Oh celui-là il en a fait du "bruit" à son époque! ... un dossier "puant" de plus pour Liège


----------



## Piewhy (11 Décembre 2005)

c'est dingue ce truc! 

note pour plus tard : prendre le metro à liege!!! il ne doit pas y avoir grand monde... ça doit etre rapide


----------



## jo_6466 (11 Décembre 2005)

Un objet con au départ ...  .... qui l'est devenu moins par la suite ..... :love:


----------



## Anonyme (11 Décembre 2005)

Qui peut me dire combien de fois on l'a déjà vue celle-là ?
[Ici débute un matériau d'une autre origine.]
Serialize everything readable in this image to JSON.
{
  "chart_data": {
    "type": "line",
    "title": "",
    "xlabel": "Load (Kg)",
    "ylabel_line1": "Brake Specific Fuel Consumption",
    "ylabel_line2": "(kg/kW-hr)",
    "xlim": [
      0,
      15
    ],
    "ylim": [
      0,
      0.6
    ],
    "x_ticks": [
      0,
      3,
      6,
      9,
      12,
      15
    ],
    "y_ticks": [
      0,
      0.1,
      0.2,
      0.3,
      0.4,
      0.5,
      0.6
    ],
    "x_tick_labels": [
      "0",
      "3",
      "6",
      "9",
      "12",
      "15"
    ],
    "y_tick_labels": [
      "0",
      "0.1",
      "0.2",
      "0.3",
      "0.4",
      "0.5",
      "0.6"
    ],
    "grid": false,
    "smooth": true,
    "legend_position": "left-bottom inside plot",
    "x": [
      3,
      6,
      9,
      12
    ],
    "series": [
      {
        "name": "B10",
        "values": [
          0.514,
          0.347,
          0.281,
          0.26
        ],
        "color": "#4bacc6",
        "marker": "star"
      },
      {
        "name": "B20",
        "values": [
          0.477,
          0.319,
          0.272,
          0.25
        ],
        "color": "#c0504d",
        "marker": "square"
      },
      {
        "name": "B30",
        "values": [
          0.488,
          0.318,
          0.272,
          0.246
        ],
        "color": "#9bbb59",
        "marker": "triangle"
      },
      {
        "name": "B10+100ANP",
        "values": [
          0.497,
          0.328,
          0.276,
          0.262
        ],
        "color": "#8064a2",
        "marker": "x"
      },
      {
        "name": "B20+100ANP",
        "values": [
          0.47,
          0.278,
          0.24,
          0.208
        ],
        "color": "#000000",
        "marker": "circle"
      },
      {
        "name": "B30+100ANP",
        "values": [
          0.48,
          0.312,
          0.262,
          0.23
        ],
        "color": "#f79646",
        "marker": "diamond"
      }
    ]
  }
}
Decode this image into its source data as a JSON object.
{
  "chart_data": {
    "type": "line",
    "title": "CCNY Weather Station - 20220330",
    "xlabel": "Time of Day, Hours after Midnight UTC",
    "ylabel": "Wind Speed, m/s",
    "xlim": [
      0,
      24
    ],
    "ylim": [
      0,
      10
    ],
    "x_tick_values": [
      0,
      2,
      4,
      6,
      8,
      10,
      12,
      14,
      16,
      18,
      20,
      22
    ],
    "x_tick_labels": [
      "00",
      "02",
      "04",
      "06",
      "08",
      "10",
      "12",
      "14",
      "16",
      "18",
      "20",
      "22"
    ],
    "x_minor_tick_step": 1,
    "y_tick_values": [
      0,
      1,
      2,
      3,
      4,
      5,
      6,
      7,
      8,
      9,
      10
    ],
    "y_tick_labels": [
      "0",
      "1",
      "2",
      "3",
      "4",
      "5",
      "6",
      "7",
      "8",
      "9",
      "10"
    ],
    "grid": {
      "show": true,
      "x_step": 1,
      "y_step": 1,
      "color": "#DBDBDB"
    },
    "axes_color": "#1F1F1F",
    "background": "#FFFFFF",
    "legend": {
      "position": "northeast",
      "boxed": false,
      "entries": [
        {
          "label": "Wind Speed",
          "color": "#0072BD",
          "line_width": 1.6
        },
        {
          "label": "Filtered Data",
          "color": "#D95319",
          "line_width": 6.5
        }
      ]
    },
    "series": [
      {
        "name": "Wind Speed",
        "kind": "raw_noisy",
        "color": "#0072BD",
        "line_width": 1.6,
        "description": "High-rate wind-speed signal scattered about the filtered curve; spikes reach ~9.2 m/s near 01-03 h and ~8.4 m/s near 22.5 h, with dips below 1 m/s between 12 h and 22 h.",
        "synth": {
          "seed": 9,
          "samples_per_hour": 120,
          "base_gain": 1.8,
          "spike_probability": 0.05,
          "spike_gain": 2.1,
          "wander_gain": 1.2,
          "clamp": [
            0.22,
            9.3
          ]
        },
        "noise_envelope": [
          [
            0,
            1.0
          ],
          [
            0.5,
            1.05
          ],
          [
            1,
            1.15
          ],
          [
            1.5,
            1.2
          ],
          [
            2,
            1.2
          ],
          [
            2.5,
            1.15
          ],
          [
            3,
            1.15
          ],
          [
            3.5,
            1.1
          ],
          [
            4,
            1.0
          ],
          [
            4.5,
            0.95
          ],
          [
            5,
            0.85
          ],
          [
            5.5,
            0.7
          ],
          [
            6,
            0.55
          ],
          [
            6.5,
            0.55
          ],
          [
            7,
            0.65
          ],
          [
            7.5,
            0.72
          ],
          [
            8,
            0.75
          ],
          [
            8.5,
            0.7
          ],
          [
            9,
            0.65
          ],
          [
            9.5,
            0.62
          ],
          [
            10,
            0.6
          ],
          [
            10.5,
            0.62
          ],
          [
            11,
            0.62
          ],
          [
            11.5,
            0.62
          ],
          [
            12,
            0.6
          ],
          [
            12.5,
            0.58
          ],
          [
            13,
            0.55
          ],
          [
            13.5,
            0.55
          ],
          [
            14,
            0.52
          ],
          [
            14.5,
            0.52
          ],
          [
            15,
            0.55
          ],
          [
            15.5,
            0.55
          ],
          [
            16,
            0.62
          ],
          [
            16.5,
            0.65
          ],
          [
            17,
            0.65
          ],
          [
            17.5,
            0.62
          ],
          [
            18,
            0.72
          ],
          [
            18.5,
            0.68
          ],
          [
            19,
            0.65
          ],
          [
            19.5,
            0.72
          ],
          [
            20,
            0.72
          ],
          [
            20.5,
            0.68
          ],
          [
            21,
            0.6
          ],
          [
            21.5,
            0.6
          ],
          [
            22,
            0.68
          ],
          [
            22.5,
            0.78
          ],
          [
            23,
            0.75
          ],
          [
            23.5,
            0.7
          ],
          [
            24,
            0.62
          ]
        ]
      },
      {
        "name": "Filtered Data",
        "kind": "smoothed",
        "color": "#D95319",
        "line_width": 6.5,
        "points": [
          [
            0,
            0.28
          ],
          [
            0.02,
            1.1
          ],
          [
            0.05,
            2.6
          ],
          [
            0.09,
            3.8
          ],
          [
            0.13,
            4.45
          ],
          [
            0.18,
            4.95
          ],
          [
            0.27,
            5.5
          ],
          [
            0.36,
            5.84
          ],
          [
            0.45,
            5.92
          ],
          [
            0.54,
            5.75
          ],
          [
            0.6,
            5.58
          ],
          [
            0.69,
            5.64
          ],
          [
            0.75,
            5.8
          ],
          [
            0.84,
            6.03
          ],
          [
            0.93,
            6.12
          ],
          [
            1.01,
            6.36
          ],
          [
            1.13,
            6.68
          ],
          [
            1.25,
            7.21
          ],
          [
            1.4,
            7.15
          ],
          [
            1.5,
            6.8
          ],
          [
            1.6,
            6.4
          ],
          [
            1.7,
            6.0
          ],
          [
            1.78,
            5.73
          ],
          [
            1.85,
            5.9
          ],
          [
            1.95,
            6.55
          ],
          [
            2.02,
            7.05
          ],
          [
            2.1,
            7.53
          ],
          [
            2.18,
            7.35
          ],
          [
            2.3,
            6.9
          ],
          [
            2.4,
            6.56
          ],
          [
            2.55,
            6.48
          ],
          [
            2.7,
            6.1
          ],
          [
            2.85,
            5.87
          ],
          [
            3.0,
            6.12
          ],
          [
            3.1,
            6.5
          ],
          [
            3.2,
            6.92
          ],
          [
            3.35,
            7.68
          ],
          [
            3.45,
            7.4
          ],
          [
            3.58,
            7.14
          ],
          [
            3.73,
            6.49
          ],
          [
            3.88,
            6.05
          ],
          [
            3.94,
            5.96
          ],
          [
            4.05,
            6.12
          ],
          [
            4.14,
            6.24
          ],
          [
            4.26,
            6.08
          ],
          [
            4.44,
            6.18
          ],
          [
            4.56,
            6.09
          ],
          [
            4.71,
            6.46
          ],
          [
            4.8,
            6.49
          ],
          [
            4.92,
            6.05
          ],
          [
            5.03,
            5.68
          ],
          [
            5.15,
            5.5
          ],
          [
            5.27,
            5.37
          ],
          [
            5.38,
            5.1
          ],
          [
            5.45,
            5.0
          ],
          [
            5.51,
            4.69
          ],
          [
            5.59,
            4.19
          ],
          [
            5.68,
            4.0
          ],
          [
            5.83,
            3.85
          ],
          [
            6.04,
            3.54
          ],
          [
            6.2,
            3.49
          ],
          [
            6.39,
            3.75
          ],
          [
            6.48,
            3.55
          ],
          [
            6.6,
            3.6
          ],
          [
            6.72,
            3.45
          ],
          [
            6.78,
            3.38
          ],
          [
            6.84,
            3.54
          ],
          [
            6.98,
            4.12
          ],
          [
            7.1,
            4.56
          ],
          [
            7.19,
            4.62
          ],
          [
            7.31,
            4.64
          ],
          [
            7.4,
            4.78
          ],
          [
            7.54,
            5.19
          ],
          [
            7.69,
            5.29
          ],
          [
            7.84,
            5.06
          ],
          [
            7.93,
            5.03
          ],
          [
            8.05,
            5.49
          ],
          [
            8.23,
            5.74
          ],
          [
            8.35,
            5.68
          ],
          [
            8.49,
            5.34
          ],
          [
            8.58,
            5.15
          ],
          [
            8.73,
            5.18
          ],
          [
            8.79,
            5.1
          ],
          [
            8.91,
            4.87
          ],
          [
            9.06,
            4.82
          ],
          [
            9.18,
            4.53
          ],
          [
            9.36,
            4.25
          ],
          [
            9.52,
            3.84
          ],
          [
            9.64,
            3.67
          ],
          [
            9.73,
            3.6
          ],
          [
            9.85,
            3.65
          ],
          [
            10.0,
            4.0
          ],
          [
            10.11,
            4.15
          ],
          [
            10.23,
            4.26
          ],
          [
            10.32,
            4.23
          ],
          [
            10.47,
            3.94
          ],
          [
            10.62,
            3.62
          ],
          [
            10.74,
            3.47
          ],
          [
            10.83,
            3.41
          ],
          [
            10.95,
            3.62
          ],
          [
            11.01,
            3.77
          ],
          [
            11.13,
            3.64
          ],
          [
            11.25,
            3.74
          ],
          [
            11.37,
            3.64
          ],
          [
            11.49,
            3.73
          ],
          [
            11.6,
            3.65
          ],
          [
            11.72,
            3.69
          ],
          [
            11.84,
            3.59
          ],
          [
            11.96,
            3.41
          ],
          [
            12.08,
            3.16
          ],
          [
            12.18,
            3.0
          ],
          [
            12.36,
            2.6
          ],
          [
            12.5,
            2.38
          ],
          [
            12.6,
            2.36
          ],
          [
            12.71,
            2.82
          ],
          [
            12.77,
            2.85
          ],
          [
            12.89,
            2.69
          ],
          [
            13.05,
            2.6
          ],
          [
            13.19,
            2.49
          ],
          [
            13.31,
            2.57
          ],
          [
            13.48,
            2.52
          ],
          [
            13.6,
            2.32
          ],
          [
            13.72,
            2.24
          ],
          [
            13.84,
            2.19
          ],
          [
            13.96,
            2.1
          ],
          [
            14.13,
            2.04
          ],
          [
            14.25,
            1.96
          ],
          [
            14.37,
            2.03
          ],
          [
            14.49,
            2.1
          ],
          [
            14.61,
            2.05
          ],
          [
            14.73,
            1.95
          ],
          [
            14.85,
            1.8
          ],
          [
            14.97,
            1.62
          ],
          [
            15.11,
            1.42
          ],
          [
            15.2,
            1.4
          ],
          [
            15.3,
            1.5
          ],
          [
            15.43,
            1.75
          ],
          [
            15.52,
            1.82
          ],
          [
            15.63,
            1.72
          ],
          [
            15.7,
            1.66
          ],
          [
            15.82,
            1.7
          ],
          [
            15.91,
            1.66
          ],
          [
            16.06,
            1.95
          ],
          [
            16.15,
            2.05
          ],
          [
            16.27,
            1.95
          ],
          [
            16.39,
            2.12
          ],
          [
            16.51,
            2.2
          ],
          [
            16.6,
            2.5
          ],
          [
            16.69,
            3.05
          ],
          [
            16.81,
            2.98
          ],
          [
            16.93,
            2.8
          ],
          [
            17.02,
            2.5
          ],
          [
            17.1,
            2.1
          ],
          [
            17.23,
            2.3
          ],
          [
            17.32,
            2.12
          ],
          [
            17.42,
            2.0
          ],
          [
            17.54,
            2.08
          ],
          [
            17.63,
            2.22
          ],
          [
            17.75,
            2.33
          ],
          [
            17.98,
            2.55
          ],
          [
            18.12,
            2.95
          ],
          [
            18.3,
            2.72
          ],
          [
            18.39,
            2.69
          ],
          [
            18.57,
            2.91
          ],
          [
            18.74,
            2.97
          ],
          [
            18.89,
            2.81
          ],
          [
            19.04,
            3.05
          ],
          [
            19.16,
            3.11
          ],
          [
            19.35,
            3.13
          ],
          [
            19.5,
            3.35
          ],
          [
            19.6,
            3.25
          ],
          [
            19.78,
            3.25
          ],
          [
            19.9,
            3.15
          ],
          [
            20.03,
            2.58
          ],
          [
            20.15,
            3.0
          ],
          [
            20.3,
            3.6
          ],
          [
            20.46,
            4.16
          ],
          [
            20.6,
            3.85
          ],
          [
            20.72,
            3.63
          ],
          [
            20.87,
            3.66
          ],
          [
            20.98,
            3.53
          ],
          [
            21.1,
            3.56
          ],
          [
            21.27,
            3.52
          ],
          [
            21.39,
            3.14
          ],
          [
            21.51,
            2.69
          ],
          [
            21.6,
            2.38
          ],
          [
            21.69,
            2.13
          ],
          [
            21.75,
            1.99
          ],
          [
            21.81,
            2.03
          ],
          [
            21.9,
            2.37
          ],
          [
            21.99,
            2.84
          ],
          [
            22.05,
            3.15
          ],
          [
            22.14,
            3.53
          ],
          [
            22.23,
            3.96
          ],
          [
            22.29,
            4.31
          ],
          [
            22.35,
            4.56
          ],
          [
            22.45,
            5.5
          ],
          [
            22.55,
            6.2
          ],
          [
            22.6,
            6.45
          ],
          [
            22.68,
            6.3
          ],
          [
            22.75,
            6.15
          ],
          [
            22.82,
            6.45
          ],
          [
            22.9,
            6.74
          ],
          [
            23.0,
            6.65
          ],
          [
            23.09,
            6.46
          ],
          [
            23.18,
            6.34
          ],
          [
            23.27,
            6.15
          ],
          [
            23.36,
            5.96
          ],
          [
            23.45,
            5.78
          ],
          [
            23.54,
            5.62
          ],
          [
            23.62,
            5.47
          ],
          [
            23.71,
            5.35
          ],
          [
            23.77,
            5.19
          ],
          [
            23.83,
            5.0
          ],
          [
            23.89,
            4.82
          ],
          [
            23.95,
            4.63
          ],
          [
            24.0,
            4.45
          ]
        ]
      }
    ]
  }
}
Et combien de fois on est tombé dans le panneau du PC = objet con ?


----------



## kaviar (11 Décembre 2005)

Et n'oublions pas les objets con pour les cons


----------



## Piewhy (11 Décembre 2005)

La chaussure gameboy pokemon!!


----------



## JPTK (11 Décembre 2005)

Et puis bon, quand on y réfléchit un peu, hurler sans que personne ne vous entende, c'est pas un peu horrible quand même, c'est pas un peu une belle illustration de la triste réalité ? :mouais:


----------



## tedy (11 Décembre 2005)

Bas si mais en même temps le critère aujourd'hui est la Normalité....

Donc ce genre de choses pourtant si naturelles sont-elles, te font basculer du coté obscure de la force qui ne l'est parce que certains l'ont décidé...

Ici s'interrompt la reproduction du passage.